The prophet Nathan, who later would confront David over his great sin, earlier in David’s life comforted David with the promise that after his death, his son would build the Temple that David had wanted to build, and his house, kingdom, and throne would be established forever (2 Samuel 7: 16). It would not all end with David.

“And I will dwell in the house of the Lord forever”

For days David had prayed that God would spare the life of the child that was born out of his adulterous relationship with Bathsheba, but on the seventh day the child died. At that point David rose from the ground, washed himself, changed his clothes, went into the house of the Lord and worshipped, and then went home and went on with his life. When asked why he had responded in that way David replied, “Can I bring him back again? I shall go to him, but he will not return to me” (2 Samuel 12: 23). Normally people go through death only in one direction. David was saying, “Someday I too will die and will go to where my son is. But he will never return to where I am.”

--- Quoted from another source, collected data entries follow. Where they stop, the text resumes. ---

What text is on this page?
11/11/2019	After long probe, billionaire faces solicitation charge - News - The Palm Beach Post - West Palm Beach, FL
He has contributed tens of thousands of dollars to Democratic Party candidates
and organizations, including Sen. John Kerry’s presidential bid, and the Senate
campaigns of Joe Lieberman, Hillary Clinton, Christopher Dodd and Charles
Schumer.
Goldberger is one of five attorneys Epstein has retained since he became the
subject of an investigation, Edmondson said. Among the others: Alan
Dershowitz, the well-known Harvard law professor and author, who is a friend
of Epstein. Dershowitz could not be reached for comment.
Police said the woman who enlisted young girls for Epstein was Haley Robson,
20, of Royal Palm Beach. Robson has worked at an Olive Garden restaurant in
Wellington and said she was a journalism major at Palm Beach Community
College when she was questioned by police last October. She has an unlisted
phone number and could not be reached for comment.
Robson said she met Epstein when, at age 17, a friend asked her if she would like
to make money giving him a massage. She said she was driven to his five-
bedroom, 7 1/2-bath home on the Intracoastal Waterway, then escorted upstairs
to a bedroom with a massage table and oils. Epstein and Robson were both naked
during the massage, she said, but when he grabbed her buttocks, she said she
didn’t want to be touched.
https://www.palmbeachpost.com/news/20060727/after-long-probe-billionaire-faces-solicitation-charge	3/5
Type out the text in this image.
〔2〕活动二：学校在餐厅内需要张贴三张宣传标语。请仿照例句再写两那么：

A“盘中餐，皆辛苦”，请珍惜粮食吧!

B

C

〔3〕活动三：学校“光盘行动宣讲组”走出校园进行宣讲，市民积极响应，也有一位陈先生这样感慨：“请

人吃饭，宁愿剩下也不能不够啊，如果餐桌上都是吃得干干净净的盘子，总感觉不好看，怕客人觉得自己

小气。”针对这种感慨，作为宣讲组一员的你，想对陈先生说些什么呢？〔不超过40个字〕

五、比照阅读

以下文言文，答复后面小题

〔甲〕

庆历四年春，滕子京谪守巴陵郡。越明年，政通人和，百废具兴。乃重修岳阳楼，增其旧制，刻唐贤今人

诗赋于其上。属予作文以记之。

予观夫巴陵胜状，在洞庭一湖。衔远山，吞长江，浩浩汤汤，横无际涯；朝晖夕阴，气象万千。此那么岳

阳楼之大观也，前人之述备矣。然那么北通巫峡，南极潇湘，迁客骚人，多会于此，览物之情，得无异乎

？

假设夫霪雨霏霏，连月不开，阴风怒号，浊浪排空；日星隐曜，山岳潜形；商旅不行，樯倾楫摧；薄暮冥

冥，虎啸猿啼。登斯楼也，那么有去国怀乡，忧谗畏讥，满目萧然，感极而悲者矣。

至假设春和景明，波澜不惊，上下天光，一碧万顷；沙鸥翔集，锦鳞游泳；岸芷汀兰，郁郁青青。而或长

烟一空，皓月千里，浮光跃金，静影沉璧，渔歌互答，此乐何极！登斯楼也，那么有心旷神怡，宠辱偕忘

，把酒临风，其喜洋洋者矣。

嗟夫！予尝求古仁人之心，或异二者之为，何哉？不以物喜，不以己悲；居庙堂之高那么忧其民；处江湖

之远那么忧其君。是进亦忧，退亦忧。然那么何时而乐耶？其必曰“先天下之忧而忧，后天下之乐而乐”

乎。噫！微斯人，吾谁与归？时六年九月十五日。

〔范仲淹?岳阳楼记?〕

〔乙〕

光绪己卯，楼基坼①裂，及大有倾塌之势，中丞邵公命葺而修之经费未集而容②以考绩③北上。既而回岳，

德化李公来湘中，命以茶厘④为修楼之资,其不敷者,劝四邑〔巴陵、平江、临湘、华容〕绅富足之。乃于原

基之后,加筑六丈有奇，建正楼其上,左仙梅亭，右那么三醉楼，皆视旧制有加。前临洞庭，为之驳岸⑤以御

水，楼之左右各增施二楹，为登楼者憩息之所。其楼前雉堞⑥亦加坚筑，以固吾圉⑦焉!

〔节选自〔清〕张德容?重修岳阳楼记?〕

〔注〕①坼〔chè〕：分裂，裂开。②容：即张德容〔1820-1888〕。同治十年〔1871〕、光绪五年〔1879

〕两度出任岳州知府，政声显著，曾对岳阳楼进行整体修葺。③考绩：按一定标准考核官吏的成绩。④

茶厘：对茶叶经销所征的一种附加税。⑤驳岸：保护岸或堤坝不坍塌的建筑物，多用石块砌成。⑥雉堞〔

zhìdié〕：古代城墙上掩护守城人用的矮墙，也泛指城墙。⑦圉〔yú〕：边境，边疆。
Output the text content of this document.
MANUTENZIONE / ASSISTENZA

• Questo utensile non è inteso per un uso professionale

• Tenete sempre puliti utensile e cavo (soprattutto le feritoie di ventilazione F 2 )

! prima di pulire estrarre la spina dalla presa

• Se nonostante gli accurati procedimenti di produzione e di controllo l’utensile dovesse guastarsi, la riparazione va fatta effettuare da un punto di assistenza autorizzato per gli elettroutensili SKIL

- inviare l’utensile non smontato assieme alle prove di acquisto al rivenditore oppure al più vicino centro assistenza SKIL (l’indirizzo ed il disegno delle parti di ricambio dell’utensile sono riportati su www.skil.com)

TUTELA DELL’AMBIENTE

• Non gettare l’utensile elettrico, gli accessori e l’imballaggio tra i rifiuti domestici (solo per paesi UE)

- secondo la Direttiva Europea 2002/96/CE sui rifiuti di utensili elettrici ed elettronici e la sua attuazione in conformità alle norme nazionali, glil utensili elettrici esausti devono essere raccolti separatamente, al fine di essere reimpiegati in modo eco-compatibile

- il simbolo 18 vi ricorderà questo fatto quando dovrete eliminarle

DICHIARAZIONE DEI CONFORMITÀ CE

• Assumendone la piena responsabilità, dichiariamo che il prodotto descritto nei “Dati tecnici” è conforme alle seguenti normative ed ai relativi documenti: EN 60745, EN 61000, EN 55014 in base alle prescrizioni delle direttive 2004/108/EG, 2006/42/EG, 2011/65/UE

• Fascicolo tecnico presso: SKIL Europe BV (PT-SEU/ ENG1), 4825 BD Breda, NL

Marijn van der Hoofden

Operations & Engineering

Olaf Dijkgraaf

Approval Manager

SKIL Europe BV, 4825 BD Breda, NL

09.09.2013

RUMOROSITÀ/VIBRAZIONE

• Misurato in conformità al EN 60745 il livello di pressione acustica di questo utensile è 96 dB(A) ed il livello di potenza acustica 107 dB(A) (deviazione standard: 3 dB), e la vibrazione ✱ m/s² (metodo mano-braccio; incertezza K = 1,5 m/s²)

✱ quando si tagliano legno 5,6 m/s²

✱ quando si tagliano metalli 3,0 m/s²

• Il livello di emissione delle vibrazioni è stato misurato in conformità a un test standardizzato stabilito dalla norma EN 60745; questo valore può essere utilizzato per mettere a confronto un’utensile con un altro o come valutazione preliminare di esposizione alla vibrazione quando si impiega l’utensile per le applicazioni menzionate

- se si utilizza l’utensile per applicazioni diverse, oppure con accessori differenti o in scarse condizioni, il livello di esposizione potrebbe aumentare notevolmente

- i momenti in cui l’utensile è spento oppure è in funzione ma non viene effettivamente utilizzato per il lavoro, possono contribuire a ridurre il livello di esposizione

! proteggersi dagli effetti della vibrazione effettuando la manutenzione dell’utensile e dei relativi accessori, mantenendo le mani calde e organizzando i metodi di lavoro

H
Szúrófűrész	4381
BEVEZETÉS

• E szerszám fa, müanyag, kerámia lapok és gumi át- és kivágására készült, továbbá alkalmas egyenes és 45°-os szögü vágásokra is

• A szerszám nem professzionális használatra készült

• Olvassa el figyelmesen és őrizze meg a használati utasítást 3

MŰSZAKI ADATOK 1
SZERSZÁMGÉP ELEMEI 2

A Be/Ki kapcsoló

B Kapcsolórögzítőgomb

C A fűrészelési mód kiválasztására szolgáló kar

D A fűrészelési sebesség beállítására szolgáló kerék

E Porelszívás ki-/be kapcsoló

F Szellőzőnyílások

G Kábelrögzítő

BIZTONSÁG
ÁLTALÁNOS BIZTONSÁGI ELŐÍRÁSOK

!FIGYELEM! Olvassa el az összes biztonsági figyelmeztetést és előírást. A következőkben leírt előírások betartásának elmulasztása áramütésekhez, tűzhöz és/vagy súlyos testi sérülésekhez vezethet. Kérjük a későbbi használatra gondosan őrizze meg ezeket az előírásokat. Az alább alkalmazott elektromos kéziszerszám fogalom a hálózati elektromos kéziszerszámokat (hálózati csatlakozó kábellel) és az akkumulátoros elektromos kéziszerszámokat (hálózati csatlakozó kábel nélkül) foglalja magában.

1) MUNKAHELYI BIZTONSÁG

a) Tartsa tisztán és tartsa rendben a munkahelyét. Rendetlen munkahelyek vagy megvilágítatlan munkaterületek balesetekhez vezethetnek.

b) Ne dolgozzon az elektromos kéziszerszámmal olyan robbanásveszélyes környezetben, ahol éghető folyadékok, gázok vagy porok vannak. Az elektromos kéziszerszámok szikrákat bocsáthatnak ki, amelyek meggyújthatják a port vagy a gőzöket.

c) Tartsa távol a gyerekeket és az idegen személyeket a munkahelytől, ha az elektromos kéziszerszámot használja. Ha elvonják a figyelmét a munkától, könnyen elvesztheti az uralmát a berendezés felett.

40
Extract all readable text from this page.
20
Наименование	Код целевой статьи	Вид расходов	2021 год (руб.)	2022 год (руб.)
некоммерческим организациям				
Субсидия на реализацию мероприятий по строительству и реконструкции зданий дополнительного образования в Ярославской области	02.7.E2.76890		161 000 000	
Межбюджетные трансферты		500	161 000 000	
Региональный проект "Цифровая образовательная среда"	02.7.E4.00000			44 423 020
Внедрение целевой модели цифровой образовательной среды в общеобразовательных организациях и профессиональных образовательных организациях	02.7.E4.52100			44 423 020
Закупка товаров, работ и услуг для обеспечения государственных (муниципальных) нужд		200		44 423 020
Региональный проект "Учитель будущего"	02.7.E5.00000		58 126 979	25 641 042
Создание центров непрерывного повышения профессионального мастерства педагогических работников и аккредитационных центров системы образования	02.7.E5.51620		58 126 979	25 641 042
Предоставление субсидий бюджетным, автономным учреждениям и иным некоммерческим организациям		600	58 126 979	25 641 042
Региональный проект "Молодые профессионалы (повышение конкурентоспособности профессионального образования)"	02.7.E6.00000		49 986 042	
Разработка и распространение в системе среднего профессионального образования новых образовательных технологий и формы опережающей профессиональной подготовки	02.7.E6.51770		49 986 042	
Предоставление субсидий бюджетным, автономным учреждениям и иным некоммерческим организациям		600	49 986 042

The Twenty-Third Psalm has given comfort, strength, encouragement, and hope to millions of people for three thousand years. I believe it also did the same for the one who wrote it – the shepherd who became king. Could he have written a psalm of such depth, insight, and beauty if it did not speak so powerfully to his own life? How does the Twenty-Third Psalm, the Psalm for Good Shepherd, speak to you and your life?